Criminal charges still possible for Atlanta public records violations

Atlanta City attorney Jeremy Berry. WSB-TV

Atlanta City attorney Jeremy Berry. WSB-TV

Although the city of Atlanta has agreed to reform how it handles public records requests, current and past employees could still face criminal charges for violations of Georgia’s Open Records Act, according to a Friday letter from state Attorney General Chris Carr.

The Atlanta Journal-Constitution and Channel 2 Action News filed a civil complaint with the Carr’s office in April alleging that the city had engaged in systemic violations of the state’s open records law.

After months of negotiations, the city and the two news organizations signed agreement settling the dispute earlier this week. The parties agreed to collaborate in drafting a policy for the city that goes further in releasing records than state law requires.

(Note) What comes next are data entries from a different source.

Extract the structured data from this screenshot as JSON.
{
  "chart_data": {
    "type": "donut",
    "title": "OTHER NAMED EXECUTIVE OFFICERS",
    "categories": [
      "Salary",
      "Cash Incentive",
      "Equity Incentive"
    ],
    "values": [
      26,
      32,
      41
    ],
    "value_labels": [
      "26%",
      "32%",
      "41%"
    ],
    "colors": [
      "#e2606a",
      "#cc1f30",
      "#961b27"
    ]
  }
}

In his letter, Carr says that mediation talks with the city and news outlets — overseen by the attorney general’s office — appeared to have resulted “in significant structural changes in the way that the city will respond to Open Records Act requests.”

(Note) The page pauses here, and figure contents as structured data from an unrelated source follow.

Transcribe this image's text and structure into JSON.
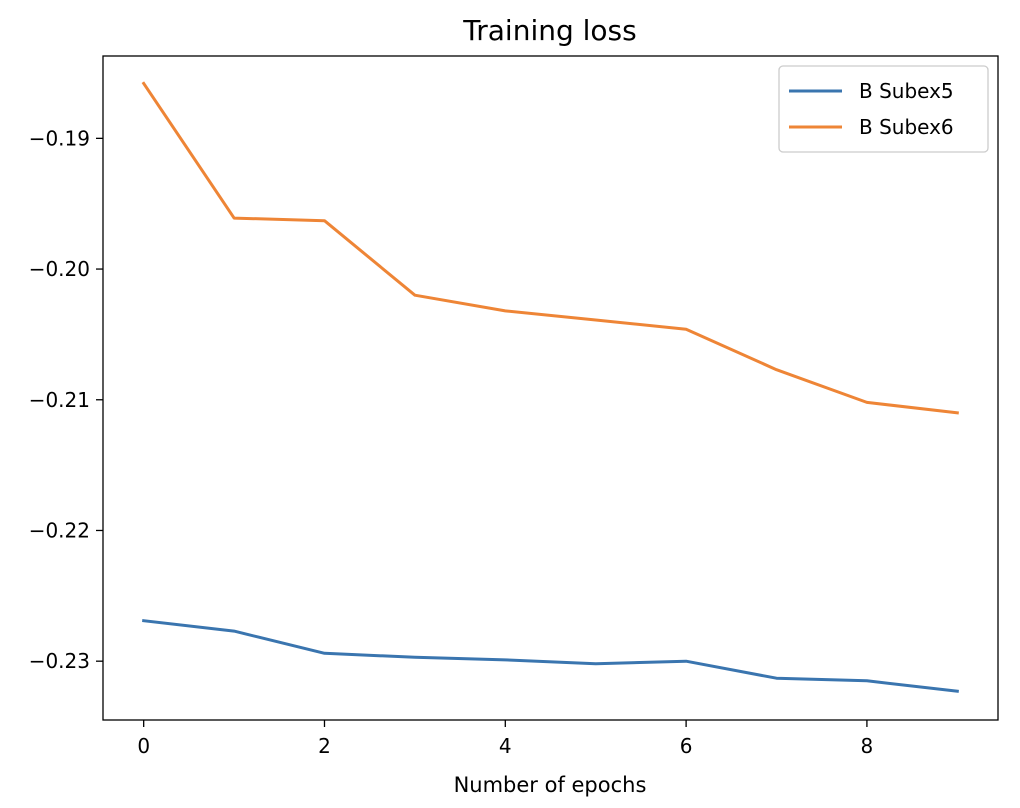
{
  "chart_data": {
    "type": "line",
    "title": "Training loss",
    "xlabel": "Number of epochs",
    "ylabel": "",
    "x": [
      0,
      1,
      2,
      3,
      4,
      5,
      6,
      7,
      8,
      9
    ],
    "xlim": [
      -0.45,
      9.45
    ],
    "ylim": [
      -0.2345,
      -0.1837
    ],
    "xticks": [
      0,
      2,
      4,
      6,
      8
    ],
    "yticks": [
      -0.19,
      -0.2,
      -0.21,
      -0.22,
      -0.23
    ],
    "xtick_labels": [
      "0",
      "2",
      "4",
      "6",
      "8"
    ],
    "ytick_labels": [
      "−0.19",
      "−0.20",
      "−0.21",
      "−0.22",
      "−0.23"
    ],
    "grid": false,
    "legend": "upper right",
    "series": [
      {
        "name": "B Subex5",
        "color": "#3a75af",
        "values": [
          -0.2269,
          -0.2277,
          -0.2294,
          -0.2297,
          -0.2299,
          -0.2302,
          -0.23,
          -0.2313,
          -0.2315,
          -0.2323
        ]
      },
      {
        "name": "B Subex6",
        "color": "#ee8536",
        "values": [
          -0.1858,
          -0.1961,
          -0.1963,
          -0.202,
          -0.2032,
          -0.2039,
          -0.2046,
          -0.2077,
          -0.2102,
          -0.211
        ]
      }
    ]
  }
}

But Carr said in a letter to former attorney general Sam Olens, who represented the city, that the state hadn’t waived its right to proceed with charges against current and past employees in a separate criminal investigation.

The AJC and Channel 2 have reported extensively on what legal experts said revealed potentially criminal  behavior within former Mayor Kasim Reed's administration. His administration delayed production of public records. Former City Attorney Jeremy Berry has acknowledged that he created documents that he represented as legal invoices in a response to an AJC records request last year, but he argued the law allowed him to do so. The reporting prompted a Georgia Bureau of Investigation criminal probe. Those findings were turned over to Carr's office last month for potential prosecution.